In the first instance, I suggest the interior life necessarily is about the soul.  I would follow the lead of psychiatrist, Gerald May, and say “soul” is the essence of the human being.  Therefore if I know anything about my soul, I know something about the essence of myself.  This sounds simplistic.   

However, I actually doubt that very many people know much about their soul.  If you are like me, I spend so much time in my life on the margins.  I live too much of life as what Richard Rohr calls a ‘circumference person.”  Too much of who I am at any given time is quite removed from the center of my being.  Much of what concerns me---my looks, clothes, etc.---actually has little or nothing to do with the real “me” at the center of my being---my soul.  Souls do not have hair to comb, fancy clothes to wear and so on. 

So I am saying that the interior life has first of all to do with soul.  The interior life is also a process.  I don’t just get an interior life.  I do not think babies are born with an interior life.  We certainly are born with the potential for a rich and deep interior life.  But it takes more than simply adding water---even baptismal water!---to make an interior life. 
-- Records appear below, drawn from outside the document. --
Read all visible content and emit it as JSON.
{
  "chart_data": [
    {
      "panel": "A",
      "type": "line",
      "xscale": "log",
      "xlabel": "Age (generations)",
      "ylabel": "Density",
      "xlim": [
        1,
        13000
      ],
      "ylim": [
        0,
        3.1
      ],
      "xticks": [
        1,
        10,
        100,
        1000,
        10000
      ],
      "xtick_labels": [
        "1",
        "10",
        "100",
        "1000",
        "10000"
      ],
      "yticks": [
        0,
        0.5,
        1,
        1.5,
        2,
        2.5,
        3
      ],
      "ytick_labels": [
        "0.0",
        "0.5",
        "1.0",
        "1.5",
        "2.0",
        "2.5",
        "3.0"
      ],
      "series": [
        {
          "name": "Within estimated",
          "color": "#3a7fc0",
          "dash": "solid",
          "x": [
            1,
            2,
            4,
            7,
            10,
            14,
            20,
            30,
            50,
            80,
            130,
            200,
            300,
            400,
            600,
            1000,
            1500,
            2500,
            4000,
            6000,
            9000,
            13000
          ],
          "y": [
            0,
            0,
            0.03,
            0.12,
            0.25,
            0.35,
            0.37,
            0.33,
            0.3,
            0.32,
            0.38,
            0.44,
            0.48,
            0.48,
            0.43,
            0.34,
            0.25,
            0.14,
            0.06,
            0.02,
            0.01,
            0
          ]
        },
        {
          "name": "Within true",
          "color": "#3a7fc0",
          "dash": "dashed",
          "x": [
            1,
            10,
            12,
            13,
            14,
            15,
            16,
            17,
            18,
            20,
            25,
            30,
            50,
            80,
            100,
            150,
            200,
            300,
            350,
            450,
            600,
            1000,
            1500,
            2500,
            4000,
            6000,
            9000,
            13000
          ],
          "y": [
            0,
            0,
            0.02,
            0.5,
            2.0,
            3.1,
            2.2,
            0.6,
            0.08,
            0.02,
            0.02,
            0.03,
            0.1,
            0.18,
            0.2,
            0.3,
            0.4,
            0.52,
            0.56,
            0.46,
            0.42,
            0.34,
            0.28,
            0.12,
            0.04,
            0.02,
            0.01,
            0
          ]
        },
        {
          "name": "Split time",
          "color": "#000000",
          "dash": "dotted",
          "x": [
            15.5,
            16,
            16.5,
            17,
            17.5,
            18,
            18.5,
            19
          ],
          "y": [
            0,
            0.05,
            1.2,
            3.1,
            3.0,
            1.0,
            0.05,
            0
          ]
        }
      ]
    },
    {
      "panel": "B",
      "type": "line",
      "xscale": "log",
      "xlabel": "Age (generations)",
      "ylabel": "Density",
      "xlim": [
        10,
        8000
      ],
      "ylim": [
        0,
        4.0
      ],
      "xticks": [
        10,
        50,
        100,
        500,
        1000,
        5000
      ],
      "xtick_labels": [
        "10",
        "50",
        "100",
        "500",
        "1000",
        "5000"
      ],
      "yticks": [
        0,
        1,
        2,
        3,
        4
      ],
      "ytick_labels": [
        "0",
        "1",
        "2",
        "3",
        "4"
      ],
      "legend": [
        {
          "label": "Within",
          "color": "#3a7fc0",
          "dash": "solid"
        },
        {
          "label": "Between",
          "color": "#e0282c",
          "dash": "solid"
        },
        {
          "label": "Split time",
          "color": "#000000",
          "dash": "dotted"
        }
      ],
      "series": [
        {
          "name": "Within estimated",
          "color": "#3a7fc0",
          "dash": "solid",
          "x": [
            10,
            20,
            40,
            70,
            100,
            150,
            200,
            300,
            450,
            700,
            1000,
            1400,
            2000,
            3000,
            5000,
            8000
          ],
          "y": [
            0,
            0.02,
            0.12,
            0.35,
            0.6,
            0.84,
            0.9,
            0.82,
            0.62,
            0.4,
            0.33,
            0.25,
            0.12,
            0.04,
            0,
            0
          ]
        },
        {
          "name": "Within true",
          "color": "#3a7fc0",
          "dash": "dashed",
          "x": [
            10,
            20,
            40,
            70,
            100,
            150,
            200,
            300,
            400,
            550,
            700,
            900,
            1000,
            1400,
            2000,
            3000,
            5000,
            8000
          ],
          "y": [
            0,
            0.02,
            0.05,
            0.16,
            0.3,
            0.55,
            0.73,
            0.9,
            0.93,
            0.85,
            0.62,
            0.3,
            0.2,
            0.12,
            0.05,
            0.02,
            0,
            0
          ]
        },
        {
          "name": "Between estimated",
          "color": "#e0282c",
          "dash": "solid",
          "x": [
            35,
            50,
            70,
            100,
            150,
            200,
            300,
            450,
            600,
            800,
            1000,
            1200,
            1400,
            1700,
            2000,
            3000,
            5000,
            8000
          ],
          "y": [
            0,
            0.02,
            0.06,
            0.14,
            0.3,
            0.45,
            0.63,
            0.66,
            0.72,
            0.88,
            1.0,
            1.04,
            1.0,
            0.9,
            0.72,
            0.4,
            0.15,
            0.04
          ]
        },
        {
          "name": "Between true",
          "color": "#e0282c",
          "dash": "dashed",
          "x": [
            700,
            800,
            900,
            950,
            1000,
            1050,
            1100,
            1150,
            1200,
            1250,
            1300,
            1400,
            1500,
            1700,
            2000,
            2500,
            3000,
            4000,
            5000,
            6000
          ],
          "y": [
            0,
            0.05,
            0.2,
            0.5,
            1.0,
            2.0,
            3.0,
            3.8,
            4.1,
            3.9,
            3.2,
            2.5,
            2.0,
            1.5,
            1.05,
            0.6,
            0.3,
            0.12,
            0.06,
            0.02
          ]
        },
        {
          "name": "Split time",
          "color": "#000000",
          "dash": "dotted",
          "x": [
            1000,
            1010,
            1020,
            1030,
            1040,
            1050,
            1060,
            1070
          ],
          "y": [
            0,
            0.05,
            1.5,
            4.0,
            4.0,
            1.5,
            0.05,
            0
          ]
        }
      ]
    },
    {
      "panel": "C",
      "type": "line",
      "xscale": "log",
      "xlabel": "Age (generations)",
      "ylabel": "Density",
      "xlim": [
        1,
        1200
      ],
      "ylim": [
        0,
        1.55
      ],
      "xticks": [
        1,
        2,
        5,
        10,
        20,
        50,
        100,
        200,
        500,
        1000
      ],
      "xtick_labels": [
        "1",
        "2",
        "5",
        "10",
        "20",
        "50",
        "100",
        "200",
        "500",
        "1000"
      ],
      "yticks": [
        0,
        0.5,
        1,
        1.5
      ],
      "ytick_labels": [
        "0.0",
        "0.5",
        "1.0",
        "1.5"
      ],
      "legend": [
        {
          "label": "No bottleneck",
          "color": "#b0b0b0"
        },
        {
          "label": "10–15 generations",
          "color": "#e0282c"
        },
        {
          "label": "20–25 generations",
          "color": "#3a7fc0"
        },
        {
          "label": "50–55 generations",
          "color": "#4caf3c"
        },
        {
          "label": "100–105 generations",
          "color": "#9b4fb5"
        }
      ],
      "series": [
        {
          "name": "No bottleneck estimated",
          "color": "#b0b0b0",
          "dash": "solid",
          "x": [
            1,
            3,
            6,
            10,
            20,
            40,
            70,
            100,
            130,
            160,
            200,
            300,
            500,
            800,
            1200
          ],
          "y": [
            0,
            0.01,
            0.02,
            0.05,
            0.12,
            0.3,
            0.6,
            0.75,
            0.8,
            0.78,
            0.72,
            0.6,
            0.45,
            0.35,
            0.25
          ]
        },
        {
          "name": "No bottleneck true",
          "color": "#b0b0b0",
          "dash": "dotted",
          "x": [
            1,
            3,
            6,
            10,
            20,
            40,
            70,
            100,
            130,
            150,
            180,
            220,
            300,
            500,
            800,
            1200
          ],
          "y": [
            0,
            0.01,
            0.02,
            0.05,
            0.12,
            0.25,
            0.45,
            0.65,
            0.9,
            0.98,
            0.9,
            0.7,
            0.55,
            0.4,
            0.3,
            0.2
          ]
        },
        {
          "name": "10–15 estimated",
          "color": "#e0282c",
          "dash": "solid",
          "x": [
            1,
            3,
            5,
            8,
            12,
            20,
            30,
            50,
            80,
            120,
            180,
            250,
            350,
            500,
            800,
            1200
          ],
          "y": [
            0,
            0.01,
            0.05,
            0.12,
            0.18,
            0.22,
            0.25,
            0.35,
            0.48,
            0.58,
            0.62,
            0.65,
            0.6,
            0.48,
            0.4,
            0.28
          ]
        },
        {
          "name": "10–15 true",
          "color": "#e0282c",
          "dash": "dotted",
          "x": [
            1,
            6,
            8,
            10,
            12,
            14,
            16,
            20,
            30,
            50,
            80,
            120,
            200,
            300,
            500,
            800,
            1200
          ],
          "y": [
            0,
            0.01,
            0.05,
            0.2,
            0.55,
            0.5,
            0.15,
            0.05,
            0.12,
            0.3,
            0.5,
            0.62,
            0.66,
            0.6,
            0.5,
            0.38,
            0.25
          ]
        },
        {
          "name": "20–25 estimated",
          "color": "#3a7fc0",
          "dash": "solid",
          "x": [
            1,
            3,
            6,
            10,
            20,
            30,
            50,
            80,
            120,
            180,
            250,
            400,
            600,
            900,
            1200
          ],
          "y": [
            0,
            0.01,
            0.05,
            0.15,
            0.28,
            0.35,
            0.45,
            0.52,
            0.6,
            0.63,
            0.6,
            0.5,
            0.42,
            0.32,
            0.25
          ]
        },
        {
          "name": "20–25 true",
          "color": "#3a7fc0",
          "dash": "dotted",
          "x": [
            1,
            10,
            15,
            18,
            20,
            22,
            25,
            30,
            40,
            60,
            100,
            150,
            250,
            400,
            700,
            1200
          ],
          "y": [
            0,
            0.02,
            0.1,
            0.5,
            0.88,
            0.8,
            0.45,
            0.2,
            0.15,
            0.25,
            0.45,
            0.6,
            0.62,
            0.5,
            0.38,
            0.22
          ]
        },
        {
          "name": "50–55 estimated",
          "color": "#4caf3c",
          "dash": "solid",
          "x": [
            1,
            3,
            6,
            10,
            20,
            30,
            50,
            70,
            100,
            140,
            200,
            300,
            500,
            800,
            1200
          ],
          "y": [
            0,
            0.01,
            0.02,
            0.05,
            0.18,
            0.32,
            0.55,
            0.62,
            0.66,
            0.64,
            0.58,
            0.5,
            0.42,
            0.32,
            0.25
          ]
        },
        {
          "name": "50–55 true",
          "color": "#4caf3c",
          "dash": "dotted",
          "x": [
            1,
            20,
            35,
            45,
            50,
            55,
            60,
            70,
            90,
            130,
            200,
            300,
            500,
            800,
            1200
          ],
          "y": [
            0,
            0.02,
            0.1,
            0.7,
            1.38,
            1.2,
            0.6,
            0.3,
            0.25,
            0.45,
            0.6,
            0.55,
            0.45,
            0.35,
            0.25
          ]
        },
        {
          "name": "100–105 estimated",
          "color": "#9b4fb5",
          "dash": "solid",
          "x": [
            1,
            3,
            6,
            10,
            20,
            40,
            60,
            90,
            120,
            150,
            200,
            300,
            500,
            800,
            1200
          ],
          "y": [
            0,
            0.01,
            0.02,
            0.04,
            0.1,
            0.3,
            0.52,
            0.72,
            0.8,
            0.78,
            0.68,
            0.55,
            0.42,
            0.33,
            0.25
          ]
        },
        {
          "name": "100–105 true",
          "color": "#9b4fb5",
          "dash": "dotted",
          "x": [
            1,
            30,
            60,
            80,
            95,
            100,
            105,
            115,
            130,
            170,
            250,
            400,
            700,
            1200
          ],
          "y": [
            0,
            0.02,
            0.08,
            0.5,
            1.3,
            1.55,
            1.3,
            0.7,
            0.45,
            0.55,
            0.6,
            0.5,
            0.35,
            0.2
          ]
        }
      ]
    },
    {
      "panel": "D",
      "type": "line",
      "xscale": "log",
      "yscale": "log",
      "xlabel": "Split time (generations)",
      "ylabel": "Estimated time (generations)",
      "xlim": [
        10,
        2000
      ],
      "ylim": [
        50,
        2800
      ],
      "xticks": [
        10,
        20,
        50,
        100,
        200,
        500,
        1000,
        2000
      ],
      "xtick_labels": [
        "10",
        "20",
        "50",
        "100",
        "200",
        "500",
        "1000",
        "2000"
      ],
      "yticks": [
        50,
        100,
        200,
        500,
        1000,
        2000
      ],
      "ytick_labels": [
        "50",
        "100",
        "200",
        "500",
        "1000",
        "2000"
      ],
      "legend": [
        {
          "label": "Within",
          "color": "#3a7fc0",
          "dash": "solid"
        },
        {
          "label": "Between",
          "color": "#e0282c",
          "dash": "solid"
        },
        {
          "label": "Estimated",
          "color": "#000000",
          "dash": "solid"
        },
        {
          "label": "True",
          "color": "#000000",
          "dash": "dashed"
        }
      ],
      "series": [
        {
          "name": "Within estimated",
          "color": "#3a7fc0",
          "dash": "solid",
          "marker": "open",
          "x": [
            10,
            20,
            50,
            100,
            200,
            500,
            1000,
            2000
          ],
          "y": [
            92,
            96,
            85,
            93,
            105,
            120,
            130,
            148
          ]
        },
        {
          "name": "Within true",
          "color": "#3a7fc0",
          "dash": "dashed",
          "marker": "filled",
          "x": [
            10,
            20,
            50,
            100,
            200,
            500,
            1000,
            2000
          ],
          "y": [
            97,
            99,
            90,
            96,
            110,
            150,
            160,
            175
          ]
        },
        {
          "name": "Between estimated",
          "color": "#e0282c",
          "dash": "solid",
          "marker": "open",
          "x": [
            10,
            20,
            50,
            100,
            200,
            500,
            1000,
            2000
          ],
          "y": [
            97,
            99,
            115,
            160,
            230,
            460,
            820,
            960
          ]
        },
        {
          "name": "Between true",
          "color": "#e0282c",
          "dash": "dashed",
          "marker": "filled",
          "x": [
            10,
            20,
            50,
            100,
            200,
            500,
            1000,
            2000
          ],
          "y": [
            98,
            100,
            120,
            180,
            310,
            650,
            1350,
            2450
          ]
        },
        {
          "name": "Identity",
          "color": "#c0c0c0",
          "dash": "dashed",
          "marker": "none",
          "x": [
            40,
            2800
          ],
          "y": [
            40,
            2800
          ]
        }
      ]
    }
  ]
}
It takes time because it is a process.  Initially, we have to come to be aware of our interior potential---our soulful possibilities.  Most of us have experiences---often early experiences in life---that point to interiority.  It might be a nature scene.  It could be the beauty and clarity of the new moon in the sky.  Rainbows do a fine job or even a good winter storm.  Typically these experiences are arresting and centering. 

Paradoxically, this centering of ourselves is also disruptive.  It is disruptive of our normal living of life.  Literally we “come to ourselves” from our normal marginal, circumference, often robotic, lives.  In dramatic occasions we are given “wake up” calls.  

With this awareness comes the possibility of paying attention.  Paying attention is probably the currency of the interior life.  Often paying attention happens because we take some time to reflect.  I cannot imagine anyone living with a rich interior life without regular reflective time.  Again reflective time interrupts.  It interrupts the normal, ongoing running of our life-clocks.  Most of our life-clocks are set for routine.  That’s not bad, but normally it is not a life that automatically leads to a rich interior life.  We are well served to take reflective time. 

This is where the classical spiritual disciplines often come into play.  Things like meditation, prayer, study, etc. interrupt the normalcy of most days.  They afford me a chance to center---to seek my soul or, better, to allow my soul to find me.  Most spiritual disciplines are not designed to render me a passive instrument of the Divine Being.  To the contrary, spiritual disciplines should develop that interior life in such ways as to lead me not into temptation, but into the kind of discipleship that gives my life meaning and purpose. 

And those last two ideas probably say best about the value of an interior life.  To have an interior life should mean simultaneously a life with meaning and purpose.  I am even tempted to say deep meaning and purpose.  I suppose great wealth does serve a purpose.  But I suspect many (or most?) really wealthy people find it hard not to be ego-protective.  I know if I had a few million bucks, it would be hard for me not to think about that money.  It would mean too much to me, I fear. 

I am convinced deep meaning and purpose is spiritual.  It means I come to be soulful and not egocentric.  I know that my soul---not my ego---is at the center of “me.”  And I know that to be soulful is to be transcendent---to transcend me.  A deep interior life is always an interior life aimed outward---outward to God and to others.